Leur sérieux est ce qui permet à tous les trucs particuliers de fonctionner, que ce soit le mouvement physique allongé de Cumming ou le deuxième ouvre-acte, un numéro de danse nazi EDM rempli de croix gammées à paillettes (le seul cas où les costumes de Stones s'éloignent des pantalons et des suspense). La chorégraphie de Jenny Arnold ne devrait pas non plus être sous-estimée; De toute évidence, beaucoup de considérations soignent dans la façon dont les corps des acteurs se déplacent dans leurs multiples rôles entre les genoux.

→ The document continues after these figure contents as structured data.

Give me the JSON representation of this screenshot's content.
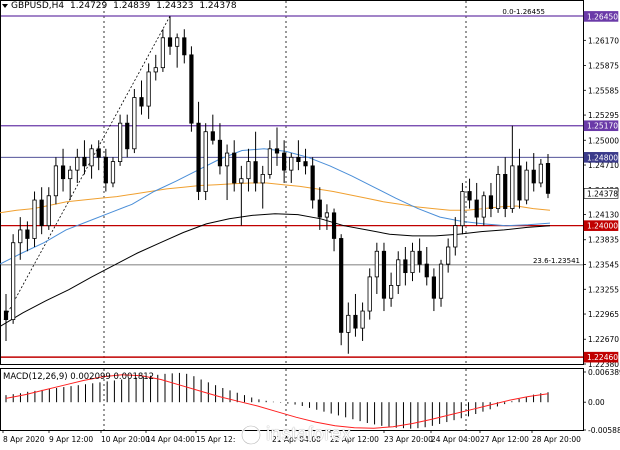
{
  "header": {
    "symbol": "GBPUSD,H4",
    "open": "1.24729",
    "high": "1.24839",
    "low": "1.24323",
    "close": "1.24378"
  },
  "fib_label_top": "0.0-1.26455",
  "fib_label_mid": "23.6-1.23541",
  "price_axis": {
    "ticks": [
      "1.26170",
      "1.25875",
      "1.25585",
      "1.25295",
      "1.25000",
      "1.24710",
      "1.24420",
      "1.24130",
      "1.23835",
      "1.23545",
      "1.23255",
      "1.22965",
      "1.22670",
      "1.22380"
    ]
  },
  "price_boxes": [
    {
      "text": "1.26450",
      "bg": "#6a3aa8",
      "fg": "#ffffff"
    },
    {
      "text": "1.25170",
      "bg": "#6a3aa8",
      "fg": "#ffffff"
    },
    {
      "text": "1.24800",
      "bg": "#3a3a8a",
      "fg": "#ffffff"
    },
    {
      "text": "1.24378",
      "bg": "#ffffff",
      "fg": "#000000"
    },
    {
      "text": "1.24000",
      "bg": "#c00000",
      "fg": "#ffffff"
    },
    {
      "text": "1.22460",
      "bg": "#c00000",
      "fg": "#ffffff"
    }
  ],
  "macd": {
    "label": "MACD(12,26,9) 0.002099 0.001812",
    "axis": [
      "0.006389",
      "0.00",
      "-0.005881"
    ]
  },
  "time_axis": [
    "8 Apr 2020",
    "9 Apr 12:00",
    "10 Apr 20:00",
    "14 Apr 04:00",
    "15 Apr 12:",
    "21 Apr 04:00",
    "22 Apr 12:00",
    "23 Apr 20:00",
    "24 Apr 04:00",
    "27 Apr 12:00",
    "28 Apr 20:00"
  ],
  "watermark": "instaforex",
  "colors": {
    "bull": "#ffffff",
    "bear": "#000000",
    "ma_orange": "#f0a030",
    "ma_blue": "#4a8ed8",
    "ma_black": "#000000",
    "signal_red": "#ff2020",
    "fib_purple": "#6a3aa8",
    "level_red": "#c00000"
  },
  "candles": [
    [
      1.23,
      1.232,
      1.2265,
      1.229
    ],
    [
      1.229,
      1.239,
      1.2285,
      1.238
    ],
    [
      1.238,
      1.241,
      1.236,
      1.2395
    ],
    [
      1.2395,
      1.2405,
      1.237,
      1.2385
    ],
    [
      1.2385,
      1.244,
      1.2375,
      1.243
    ],
    [
      1.243,
      1.2445,
      1.239,
      1.24
    ],
    [
      1.24,
      1.2445,
      1.2395,
      1.2435
    ],
    [
      1.2435,
      1.248,
      1.2425,
      1.247
    ],
    [
      1.247,
      1.249,
      1.244,
      1.2455
    ],
    [
      1.2455,
      1.247,
      1.243,
      1.2465
    ],
    [
      1.2465,
      1.249,
      1.245,
      1.248
    ],
    [
      1.248,
      1.25,
      1.246,
      1.247
    ],
    [
      1.247,
      1.2495,
      1.2455,
      1.249
    ],
    [
      1.249,
      1.25,
      1.2465,
      1.248
    ],
    [
      1.248,
      1.249,
      1.244,
      1.245
    ],
    [
      1.245,
      1.248,
      1.2445,
      1.2475
    ],
    [
      1.2475,
      1.253,
      1.247,
      1.252
    ],
    [
      1.252,
      1.253,
      1.248,
      1.249
    ],
    [
      1.249,
      1.256,
      1.2485,
      1.255
    ],
    [
      1.255,
      1.257,
      1.253,
      1.254
    ],
    [
      1.254,
      1.259,
      1.2525,
      1.258
    ],
    [
      1.258,
      1.26,
      1.257,
      1.2585
    ],
    [
      1.2585,
      1.263,
      1.258,
      1.262
    ],
    [
      1.262,
      1.2645,
      1.26,
      1.261
    ],
    [
      1.261,
      1.2625,
      1.2585,
      1.262
    ],
    [
      1.262,
      1.263,
      1.259,
      1.26
    ],
    [
      1.26,
      1.261,
      1.251,
      1.252
    ],
    [
      1.252,
      1.2545,
      1.243,
      1.244
    ],
    [
      1.244,
      1.252,
      1.243,
      1.251
    ],
    [
      1.251,
      1.253,
      1.2495,
      1.25
    ],
    [
      1.25,
      1.252,
      1.246,
      1.247
    ],
    [
      1.247,
      1.2495,
      1.243,
      1.2485
    ],
    [
      1.2485,
      1.25,
      1.244,
      1.245
    ],
    [
      1.245,
      1.247,
      1.24,
      1.2455
    ],
    [
      1.2455,
      1.249,
      1.244,
      1.2475
    ],
    [
      1.2475,
      1.251,
      1.244,
      1.245
    ],
    [
      1.245,
      1.247,
      1.242,
      1.246
    ],
    [
      1.246,
      1.25,
      1.2455,
      1.249
    ],
    [
      1.249,
      1.2515,
      1.247,
      1.2485
    ],
    [
      1.2485,
      1.25,
      1.245,
      1.2465
    ],
    [
      1.2465,
      1.2485,
      1.245,
      1.248
    ],
    [
      1.248,
      1.25,
      1.2465,
      1.2475
    ],
    [
      1.2475,
      1.249,
      1.246,
      1.247
    ],
    [
      1.247,
      1.248,
      1.242,
      1.243
    ],
    [
      1.243,
      1.2445,
      1.2395,
      1.241
    ],
    [
      1.241,
      1.2425,
      1.2395,
      1.2415
    ],
    [
      1.2415,
      1.242,
      1.237,
      1.2385
    ],
    [
      1.2385,
      1.239,
      1.226,
      1.2275
    ],
    [
      1.2275,
      1.231,
      1.225,
      1.2295
    ],
    [
      1.2295,
      1.232,
      1.227,
      1.228
    ],
    [
      1.228,
      1.231,
      1.2265,
      1.23
    ],
    [
      1.23,
      1.235,
      1.229,
      1.234
    ],
    [
      1.234,
      1.238,
      1.232,
      1.237
    ],
    [
      1.237,
      1.238,
      1.23,
      1.2315
    ],
    [
      1.2315,
      1.2345,
      1.2305,
      1.233
    ],
    [
      1.233,
      1.237,
      1.232,
      1.236
    ],
    [
      1.236,
      1.2375,
      1.233,
      1.2345
    ],
    [
      1.2345,
      1.238,
      1.2335,
      1.237
    ],
    [
      1.237,
      1.2385,
      1.2345,
      1.2355
    ],
    [
      1.2355,
      1.2375,
      1.233,
      1.234
    ],
    [
      1.234,
      1.235,
      1.23,
      1.2315
    ],
    [
      1.2315,
      1.236,
      1.2305,
      1.2355
    ],
    [
      1.2355,
      1.2385,
      1.2345,
      1.2375
    ],
    [
      1.2375,
      1.241,
      1.2365,
      1.24
    ],
    [
      1.24,
      1.245,
      1.239,
      1.244
    ],
    [
      1.244,
      1.2455,
      1.242,
      1.243
    ],
    [
      1.243,
      1.245,
      1.24,
      1.241
    ],
    [
      1.241,
      1.244,
      1.24,
      1.2435
    ],
    [
      1.2435,
      1.245,
      1.241,
      1.242
    ],
    [
      1.242,
      1.247,
      1.2415,
      1.246
    ],
    [
      1.246,
      1.248,
      1.241,
      1.242
    ],
    [
      1.242,
      1.2517,
      1.2415,
      1.247
    ],
    [
      1.247,
      1.249,
      1.242,
      1.243
    ],
    [
      1.243,
      1.2475,
      1.2425,
      1.2465
    ],
    [
      1.2465,
      1.2485,
      1.244,
      1.245
    ],
    [
      1.245,
      1.2478,
      1.2445,
      1.2472
    ],
    [
      1.24729,
      1.24839,
      1.24323,
      1.24378
    ]
  ],
  "ma_orange": [
    1.2415,
    1.2418,
    1.242,
    1.2424,
    1.2428,
    1.243,
    1.2432,
    1.2434,
    1.2437,
    1.244,
    1.2443,
    1.2445,
    1.2447,
    1.2448,
    1.2449,
    1.245,
    1.245,
    1.2448,
    1.2446,
    1.2443,
    1.244,
    1.2436,
    1.2432,
    1.2428,
    1.2425,
    1.2422,
    1.242,
    1.2418,
    1.2418,
    1.242,
    1.2422,
    1.2423,
    1.242,
    1.2418
  ],
  "ma_blue": [
    1.2355,
    1.2368,
    1.238,
    1.2395,
    1.2405,
    1.2415,
    1.2425,
    1.244,
    1.2452,
    1.2465,
    1.2478,
    1.2488,
    1.249,
    1.2487,
    1.248,
    1.247,
    1.2458,
    1.2445,
    1.2432,
    1.242,
    1.241,
    1.2405,
    1.2402,
    1.24,
    1.2401,
    1.2403
  ],
  "ma_black": [
    1.2282,
    1.2298,
    1.2312,
    1.2325,
    1.234,
    1.2354,
    1.2368,
    1.238,
    1.2392,
    1.2402,
    1.2408,
    1.2412,
    1.2414,
    1.2413,
    1.2408,
    1.24,
    1.2395,
    1.239,
    1.2388,
    1.2388,
    1.239,
    1.2393,
    1.2395,
    1.2398,
    1.24
  ],
  "macd_hist": [
    0.0015,
    0.0017,
    0.0019,
    0.0022,
    0.0024,
    0.0026,
    0.0028,
    0.003,
    0.0032,
    0.0034,
    0.0036,
    0.0038,
    0.004,
    0.0042,
    0.0044,
    0.0046,
    0.0048,
    0.005,
    0.0052,
    0.0054,
    0.0056,
    0.0058,
    0.006,
    0.0061,
    0.0062,
    0.006,
    0.0055,
    0.0048,
    0.0042,
    0.0036,
    0.003,
    0.0025,
    0.002,
    0.0015,
    0.001,
    0.0006,
    0.0003,
    0.0001,
    -0.0001,
    -0.0003,
    -0.0005,
    -0.0008,
    -0.0012,
    -0.0016,
    -0.002,
    -0.0024,
    -0.0028,
    -0.0032,
    -0.0036,
    -0.004,
    -0.0044,
    -0.0047,
    -0.005,
    -0.0052,
    -0.0054,
    -0.0055,
    -0.0056,
    -0.0055,
    -0.0053,
    -0.005,
    -0.0046,
    -0.0042,
    -0.0038,
    -0.0034,
    -0.003,
    -0.0025,
    -0.002,
    -0.0015,
    -0.0009,
    -0.0004,
    0.0002,
    0.0007,
    0.0012,
    0.0016,
    0.0019,
    0.0021
  ],
  "macd_signal": [
    0.0008,
    0.0016,
    0.0026,
    0.0036,
    0.0046,
    0.0054,
    0.0058,
    0.0056,
    0.0048,
    0.0036,
    0.0024,
    0.0012,
    0.0002,
    -0.0008,
    -0.002,
    -0.0032,
    -0.0042,
    -0.005,
    -0.0054,
    -0.0055,
    -0.0052,
    -0.0045,
    -0.0036,
    -0.0026,
    -0.0016,
    -0.0006,
    0.0004,
    0.0012,
    0.0018
  ]
}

Hodgson est Hodgson en tant que Montagu, sa voix grognant avec un Clint Eastwood Runr, et se portant avec une assurance fanfaronnante qui suffit pour que toutes les dames hétéros du public changent leurs majors en Ewen. Elle et Cumming font un délicieux double acte, l'homme macho qui prend le nerd Uber sous son aile qui permet à sa confiance de grandir. Hall est formidable en tant que Jean, la femme courageuse de la piscine à frappe déterminée à faire sa marque, tandis que Roberts le tue avec l'une des figures les plus étonnamment réelles de cette mission d'espionnage: Ian Fleming, un officier de renseignement excentrique dans un smoking noir qui écrit un roman sur un agent secret britannique avec un penchant pour Martinis secoué, pas agité.
Mais le spectacle est indéniablement volé par Malone, dont la gamme de rôles comprend le coroner vampirique fournissant les officiers avec leur corps et, notamment, Hester, le chef fastidieux de la piscine de secrétariat M15 qui élabore une fausse lettre d'amour pour le soldat de fiction à transporter. Lui et Hall prennent le commandement du deuxième acte avec «utile», une grande chanson sur les contributions méconnus des femmes qui travaillent dans les coulisses tandis que les hommes récoltent la gloire. Pourtant, c'est le premier acte de Malone «Cher Bill» qui persiste longtemps après la chute du rideau. L'une des ballades de théâtre musical les plus poignantes de mémoire récente, Malone le livre comme une masterclass dans l'immobilité et l'acuité émotionnelle, nous frappant comme une tonne de briques. C'est le genre de performance qui remporte des prix, et cela ne me surprendrait pas si Malone collecte un Tony en juin pour aller avec son Olivier.
Si je suis honnête, j'avoue que j'étais parmi les cyniques qui ne pensaient pas que ce petit spectacle – ce pourrait avoir été découpé pour les projecteurs sur 45ème Rue. Après l'avoir revu, j'admets fièrement que j'avais tort. Opération Mincemeat est un moment fort de la saison.
Cette revue a été initialement publiée sur notre site de frères et sœurs.